Keeping communications open

Thoughts from the frontline

Invesco (Economic Team)

They believe the three things to watch from countries are:

  • Healthcare response, and how quickly it can be contained
  • Monetary response
  • Fiscal response

China is the model to follow, and if you can get this right you have the potential to avoid a prolonged slowdown.

Invesco do not believe there will be a prolonged slump, but in addition to actions the area to watch is the US.

In particular:

  • The US consumer: 40% have less than $1,000 in savings and if they lose their jobs this puts the economy at risk if they are not able to spend
  • Policy decisions will dictate scenarios and Trump is providing poor leadership

Where Invesco see potential opportunities are:

  • China and Asia Emerging Markets
  • Technology
  • High quality companies in the US and Europe

Hermes (Asia Team)

Observations from Hermes:

  • China is the model to follow in containing the virus, the rest of the world has so far been less successful
  • They believe this to be a temporary event – areas to watch are the speed of the availability of a vaccine, whether this dies down in the Summer and government actions
  • Economic activity will not be depressed forever and will come back to where it was before
  • When markets fall, it is a probably a buying opportunity, but some companies will suffer and not bounce back

Matthews (China Small Companies Team)

Matthews explained that China makes up a third of global economic output – only a few weeks ago China made up 99% of Coronavirus cases, this is now 37%.

Observations:

  • The situation in China has improved dramatically showing that with the right measures the rest of the world can beat this
  • The recovery rate in China is 87% but if you take out Hubei this rises to 98%. Currently, both Germany and Korea have less than 1% fatality rates. Italy and Spain are significantly higher than China
  • SARS gives an idea of what might happen, but this was contained and not global – with SARS there was a deep fall in consumer spending followed by a V-Shape Recovery

What is happening in China?

  • Life and work are returning to normal, currently about 27% below where it should be
  • Migrant workers are returning to cities
  • Optimism with consumers is back at levels before the outbreak, and consumers are positive about disposable income

What are the risks?

  • That it comes back; new cases have been imported ones
  • Small companies which make up much of the economy do not have the resources to survive

What to watch in China?

  • Whether there is a spike in cases as people return to work
  • How the government helps smaller companies
  • Whether they cut interest rates
  • If infrastructure projects are accelerated
  • Economic data over the coming quarters

Legal and General Investment Management (Economic Team)

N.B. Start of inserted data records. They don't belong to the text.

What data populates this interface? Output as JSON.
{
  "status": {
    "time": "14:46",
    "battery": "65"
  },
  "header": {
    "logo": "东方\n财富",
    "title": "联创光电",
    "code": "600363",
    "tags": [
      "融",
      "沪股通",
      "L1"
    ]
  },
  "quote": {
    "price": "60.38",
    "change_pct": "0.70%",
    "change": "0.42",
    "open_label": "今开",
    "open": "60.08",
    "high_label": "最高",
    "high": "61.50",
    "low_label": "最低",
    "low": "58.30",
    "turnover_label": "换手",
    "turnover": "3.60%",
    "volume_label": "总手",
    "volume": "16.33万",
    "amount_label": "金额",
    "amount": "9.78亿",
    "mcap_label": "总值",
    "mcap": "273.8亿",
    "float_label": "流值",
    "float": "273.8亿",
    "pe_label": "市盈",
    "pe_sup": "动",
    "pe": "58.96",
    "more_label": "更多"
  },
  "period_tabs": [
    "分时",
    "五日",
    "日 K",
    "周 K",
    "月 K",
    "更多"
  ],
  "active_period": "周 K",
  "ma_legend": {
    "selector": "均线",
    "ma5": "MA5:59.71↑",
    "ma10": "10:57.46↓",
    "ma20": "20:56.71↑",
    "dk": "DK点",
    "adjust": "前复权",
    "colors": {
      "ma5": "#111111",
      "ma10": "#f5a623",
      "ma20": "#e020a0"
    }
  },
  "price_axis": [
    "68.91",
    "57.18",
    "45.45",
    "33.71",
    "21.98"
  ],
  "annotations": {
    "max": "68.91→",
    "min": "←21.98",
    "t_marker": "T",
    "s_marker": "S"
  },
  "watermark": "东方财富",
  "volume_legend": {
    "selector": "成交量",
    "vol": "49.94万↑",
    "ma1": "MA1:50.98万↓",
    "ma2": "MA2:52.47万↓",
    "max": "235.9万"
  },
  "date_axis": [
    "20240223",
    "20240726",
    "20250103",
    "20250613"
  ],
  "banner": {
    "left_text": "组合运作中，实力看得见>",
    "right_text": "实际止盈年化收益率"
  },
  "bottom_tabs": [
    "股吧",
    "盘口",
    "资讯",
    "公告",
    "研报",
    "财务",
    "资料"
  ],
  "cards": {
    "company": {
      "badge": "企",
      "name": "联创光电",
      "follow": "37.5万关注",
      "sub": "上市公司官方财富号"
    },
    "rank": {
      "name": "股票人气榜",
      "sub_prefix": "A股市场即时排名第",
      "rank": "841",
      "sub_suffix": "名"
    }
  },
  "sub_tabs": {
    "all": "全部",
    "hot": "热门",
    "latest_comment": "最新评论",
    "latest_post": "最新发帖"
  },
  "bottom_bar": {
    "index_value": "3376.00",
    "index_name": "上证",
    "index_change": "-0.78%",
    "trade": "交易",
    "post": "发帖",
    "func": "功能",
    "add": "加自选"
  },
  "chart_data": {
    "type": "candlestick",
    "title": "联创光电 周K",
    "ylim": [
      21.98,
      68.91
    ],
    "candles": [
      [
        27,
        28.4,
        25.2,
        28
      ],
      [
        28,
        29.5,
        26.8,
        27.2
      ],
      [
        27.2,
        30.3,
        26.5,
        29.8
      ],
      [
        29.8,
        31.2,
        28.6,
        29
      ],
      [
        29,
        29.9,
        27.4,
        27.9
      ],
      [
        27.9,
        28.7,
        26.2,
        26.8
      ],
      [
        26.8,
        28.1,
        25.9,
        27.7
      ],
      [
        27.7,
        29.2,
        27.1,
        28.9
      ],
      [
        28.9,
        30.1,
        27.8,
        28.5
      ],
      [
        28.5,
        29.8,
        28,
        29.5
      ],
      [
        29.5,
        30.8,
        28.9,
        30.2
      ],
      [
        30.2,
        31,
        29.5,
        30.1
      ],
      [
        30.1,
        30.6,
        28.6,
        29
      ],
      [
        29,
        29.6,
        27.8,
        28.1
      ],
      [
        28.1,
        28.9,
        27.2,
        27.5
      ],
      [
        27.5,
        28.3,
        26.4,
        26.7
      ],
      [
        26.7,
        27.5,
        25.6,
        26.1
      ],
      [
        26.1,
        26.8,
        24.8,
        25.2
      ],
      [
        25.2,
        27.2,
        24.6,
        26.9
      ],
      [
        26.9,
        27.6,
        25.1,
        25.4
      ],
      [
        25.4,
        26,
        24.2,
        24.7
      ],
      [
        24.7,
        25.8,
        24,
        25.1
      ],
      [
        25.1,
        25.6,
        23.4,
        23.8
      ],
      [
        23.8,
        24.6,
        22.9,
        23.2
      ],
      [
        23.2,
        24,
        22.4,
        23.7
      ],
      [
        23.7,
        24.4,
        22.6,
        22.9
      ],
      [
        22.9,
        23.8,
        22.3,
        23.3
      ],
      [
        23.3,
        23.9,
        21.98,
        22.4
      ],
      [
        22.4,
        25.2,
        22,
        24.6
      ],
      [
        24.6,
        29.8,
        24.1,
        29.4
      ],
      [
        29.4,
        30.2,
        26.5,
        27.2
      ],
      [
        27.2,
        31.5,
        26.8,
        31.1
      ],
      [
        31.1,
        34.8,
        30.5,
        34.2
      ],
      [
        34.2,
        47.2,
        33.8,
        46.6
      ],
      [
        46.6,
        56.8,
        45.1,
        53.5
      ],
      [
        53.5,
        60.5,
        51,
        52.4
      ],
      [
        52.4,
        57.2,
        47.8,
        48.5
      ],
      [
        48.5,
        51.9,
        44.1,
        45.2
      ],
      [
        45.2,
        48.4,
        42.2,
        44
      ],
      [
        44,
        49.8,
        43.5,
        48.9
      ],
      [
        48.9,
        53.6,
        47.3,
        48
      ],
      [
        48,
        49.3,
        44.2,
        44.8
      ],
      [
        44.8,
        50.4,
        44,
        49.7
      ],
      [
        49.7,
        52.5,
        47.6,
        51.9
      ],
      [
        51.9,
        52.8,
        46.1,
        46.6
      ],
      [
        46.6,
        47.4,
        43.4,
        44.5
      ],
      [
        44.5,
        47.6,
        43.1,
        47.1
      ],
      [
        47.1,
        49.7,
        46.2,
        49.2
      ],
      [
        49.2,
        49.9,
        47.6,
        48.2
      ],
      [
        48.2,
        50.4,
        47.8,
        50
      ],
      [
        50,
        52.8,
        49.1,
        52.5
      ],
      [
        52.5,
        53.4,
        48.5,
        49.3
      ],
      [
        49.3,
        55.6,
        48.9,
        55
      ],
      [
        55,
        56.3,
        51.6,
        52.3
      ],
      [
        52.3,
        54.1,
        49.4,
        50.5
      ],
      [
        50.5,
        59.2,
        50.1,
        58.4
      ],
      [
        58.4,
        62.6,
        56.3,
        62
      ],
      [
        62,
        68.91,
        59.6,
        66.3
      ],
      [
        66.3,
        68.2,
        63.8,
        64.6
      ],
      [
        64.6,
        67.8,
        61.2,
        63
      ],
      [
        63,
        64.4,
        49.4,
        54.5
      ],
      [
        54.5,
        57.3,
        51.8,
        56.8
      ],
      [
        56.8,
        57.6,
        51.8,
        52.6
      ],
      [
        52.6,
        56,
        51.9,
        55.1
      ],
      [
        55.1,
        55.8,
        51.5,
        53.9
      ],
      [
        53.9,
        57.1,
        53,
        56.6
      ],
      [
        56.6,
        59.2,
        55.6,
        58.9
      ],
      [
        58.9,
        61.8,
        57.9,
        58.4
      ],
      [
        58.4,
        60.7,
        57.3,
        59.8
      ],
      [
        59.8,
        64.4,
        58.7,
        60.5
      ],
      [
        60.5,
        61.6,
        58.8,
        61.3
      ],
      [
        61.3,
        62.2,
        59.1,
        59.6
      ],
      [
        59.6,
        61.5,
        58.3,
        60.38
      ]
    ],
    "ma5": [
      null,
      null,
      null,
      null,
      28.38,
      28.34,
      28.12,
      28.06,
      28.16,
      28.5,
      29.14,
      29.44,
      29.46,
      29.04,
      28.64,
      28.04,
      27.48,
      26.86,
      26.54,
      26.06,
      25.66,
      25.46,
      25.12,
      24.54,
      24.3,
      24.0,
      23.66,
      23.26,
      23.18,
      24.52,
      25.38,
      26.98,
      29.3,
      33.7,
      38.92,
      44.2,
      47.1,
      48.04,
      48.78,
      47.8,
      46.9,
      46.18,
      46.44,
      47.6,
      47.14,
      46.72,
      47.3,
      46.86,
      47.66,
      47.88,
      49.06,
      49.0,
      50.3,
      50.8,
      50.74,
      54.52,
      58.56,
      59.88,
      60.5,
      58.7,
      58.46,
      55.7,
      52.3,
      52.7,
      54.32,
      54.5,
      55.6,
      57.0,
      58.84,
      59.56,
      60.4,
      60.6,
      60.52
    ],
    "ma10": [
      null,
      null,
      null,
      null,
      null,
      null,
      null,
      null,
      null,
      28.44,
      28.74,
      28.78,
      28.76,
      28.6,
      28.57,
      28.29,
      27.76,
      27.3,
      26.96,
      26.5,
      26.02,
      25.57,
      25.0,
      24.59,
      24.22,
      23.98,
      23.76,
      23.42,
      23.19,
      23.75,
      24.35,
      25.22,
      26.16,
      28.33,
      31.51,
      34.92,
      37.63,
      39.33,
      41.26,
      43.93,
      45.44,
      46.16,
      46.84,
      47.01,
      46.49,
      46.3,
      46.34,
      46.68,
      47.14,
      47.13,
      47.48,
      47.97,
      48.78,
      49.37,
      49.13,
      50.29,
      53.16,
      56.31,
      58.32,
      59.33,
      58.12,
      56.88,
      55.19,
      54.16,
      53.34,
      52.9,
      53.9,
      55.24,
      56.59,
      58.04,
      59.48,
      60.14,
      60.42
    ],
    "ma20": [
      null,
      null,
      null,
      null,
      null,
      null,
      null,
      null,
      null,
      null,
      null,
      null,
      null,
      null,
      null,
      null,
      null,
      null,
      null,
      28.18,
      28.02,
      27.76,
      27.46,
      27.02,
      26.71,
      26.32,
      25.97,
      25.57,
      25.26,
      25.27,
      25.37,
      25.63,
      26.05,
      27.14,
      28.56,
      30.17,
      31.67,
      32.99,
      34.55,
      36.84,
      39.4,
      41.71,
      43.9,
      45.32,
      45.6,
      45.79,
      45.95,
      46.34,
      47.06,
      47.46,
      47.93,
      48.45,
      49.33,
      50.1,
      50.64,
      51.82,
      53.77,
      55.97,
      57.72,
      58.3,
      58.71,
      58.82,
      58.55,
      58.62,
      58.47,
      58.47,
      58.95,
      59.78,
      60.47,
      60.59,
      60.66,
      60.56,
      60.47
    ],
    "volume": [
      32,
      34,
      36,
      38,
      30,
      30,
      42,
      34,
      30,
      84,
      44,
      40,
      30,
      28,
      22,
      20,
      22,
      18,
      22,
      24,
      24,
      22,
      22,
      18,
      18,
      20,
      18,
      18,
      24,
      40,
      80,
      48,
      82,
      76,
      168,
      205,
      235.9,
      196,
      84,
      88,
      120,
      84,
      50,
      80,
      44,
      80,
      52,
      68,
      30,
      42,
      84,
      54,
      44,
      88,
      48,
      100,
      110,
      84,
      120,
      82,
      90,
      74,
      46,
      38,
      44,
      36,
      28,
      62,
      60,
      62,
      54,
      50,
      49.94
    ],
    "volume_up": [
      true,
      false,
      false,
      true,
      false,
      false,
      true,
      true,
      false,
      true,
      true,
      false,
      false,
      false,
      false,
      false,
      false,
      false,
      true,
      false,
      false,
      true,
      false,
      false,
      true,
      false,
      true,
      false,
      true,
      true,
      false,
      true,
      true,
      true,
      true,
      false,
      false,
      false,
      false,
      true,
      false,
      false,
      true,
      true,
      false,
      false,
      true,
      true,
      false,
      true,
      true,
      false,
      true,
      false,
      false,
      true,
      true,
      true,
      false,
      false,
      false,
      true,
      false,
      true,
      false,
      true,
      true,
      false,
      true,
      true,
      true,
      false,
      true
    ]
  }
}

Legal and General’s observations are:

  • Governments are shutting down economic activity to contain the spread of the virus, they believe the economic impact and recovery is somewhere between a rapid return to normalisation and a less smooth scenario. What this means is that growth in 2020 is between 0% and -4%, and in 2021 up to 5%
  • They believe there are limited actions the central banks can take; therefore, fiscal response is the key to the type of recovery. If fiscal is response is poor, then we could expect a big contraction in 2020 and very slow growth in 2021

Other useful observations

We spoke to the team from Atlantic House and they outlined the change in the volatility curve:

  • On 31 December this was 14%, this means the daily price move is expected to be +/-0.88%
  • On 16 March this moved to 80% meaning a daily price move of +/-5%

Property funds have closed; we don’t hold bricks and mortar-based funds in the portfolios. We spoke to Legal and General and the reason for the close is a new rule from the FCA, where if the valuer can’t be sure of the valuations (as in these exceptional circumstances) the funds must be closed. This means these funds are becoming increasingly high risk for investors, because there are potential reasons for suspension of dealing – cash and ability to pay out, and now valuations.

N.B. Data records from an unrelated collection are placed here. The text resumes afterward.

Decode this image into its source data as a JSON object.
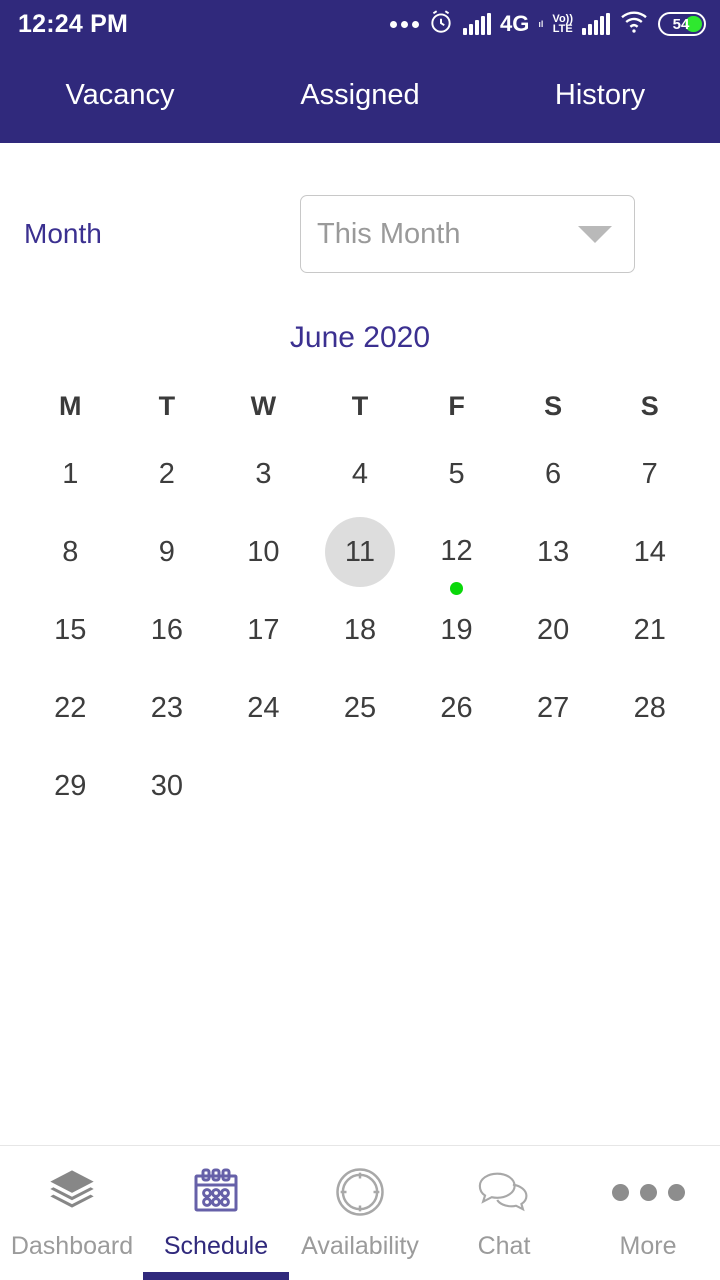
{
  "status_bar": {
    "time": "12:24 PM",
    "icons": [
      "more-dots-icon",
      "alarm-icon",
      "signal-icon",
      "4g-icon",
      "volte-icon",
      "signal-icon-2",
      "wifi-icon",
      "battery-icon"
    ],
    "network_label": "4G",
    "network_sub": "ıl",
    "volte_top": "Vo))",
    "volte_bottom": "LTE",
    "battery_percent": "54",
    "battery_color": "#2fe82f"
  },
  "tabs": {
    "items": [
      {
        "label": "Vacancy",
        "active": false
      },
      {
        "label": "Assigned",
        "active": false
      },
      {
        "label": "History",
        "active": true
      }
    ],
    "bar_color": "#30297c"
  },
  "filter": {
    "label": "Month",
    "select_value": "This Month",
    "select_placeholder": "This Month",
    "caret_icon": "chevron-down-icon"
  },
  "calendar": {
    "title": "June 2020",
    "weekdays": [
      "M",
      "T",
      "W",
      "T",
      "F",
      "S",
      "S"
    ],
    "leading_blanks": 0,
    "days": [
      {
        "n": "1"
      },
      {
        "n": "2"
      },
      {
        "n": "3"
      },
      {
        "n": "4"
      },
      {
        "n": "5"
      },
      {
        "n": "6"
      },
      {
        "n": "7"
      },
      {
        "n": "8"
      },
      {
        "n": "9"
      },
      {
        "n": "10"
      },
      {
        "n": "11",
        "today": true
      },
      {
        "n": "12",
        "dot": true
      },
      {
        "n": "13"
      },
      {
        "n": "14"
      },
      {
        "n": "15"
      },
      {
        "n": "16"
      },
      {
        "n": "17"
      },
      {
        "n": "18"
      },
      {
        "n": "19"
      },
      {
        "n": "20"
      },
      {
        "n": "21"
      },
      {
        "n": "22"
      },
      {
        "n": "23"
      },
      {
        "n": "24"
      },
      {
        "n": "25"
      },
      {
        "n": "26"
      },
      {
        "n": "27"
      },
      {
        "n": "28"
      },
      {
        "n": "29"
      },
      {
        "n": "30"
      }
    ],
    "today_highlight_color": "#dddddd",
    "event_dot_color": "#0ad80a",
    "title_color": "#3b3090"
  },
  "bottom_nav": {
    "items": [
      {
        "label": "Dashboard",
        "icon": "layers-icon",
        "active": false
      },
      {
        "label": "Schedule",
        "icon": "calendar-icon",
        "active": true
      },
      {
        "label": "Availability",
        "icon": "clock-circle-icon",
        "active": false
      },
      {
        "label": "Chat",
        "icon": "speech-bubbles-icon",
        "active": false
      },
      {
        "label": "More",
        "icon": "ellipsis-icon",
        "active": false
      }
    ],
    "active_color": "#30297c",
    "inactive_color": "#9b9b9b"
  }
}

And finally, we would really recommend this article from Richard Woolnough, a star bond fund manager at M&G – “This time is different: a stay at home Flash Crash t-shaped recession” – click here

Note: This is written in a personal capacity and reflects the view of the author. The post has been checked and approved to ensure that it is both accurate and not misleading. However, this is a blog and the reader should accept that by its very nature many of the points are subjective and opinions of the author. Individuals wishing to buy any product or service as a result of this blog must seek advice or carry out their own research before making any decision, the author will not be held liable for decisions made as a result of this blog (particularly where no advice has been sought). Investors should also note that past performance is not a guide to future performance and investments can fall as well as rise.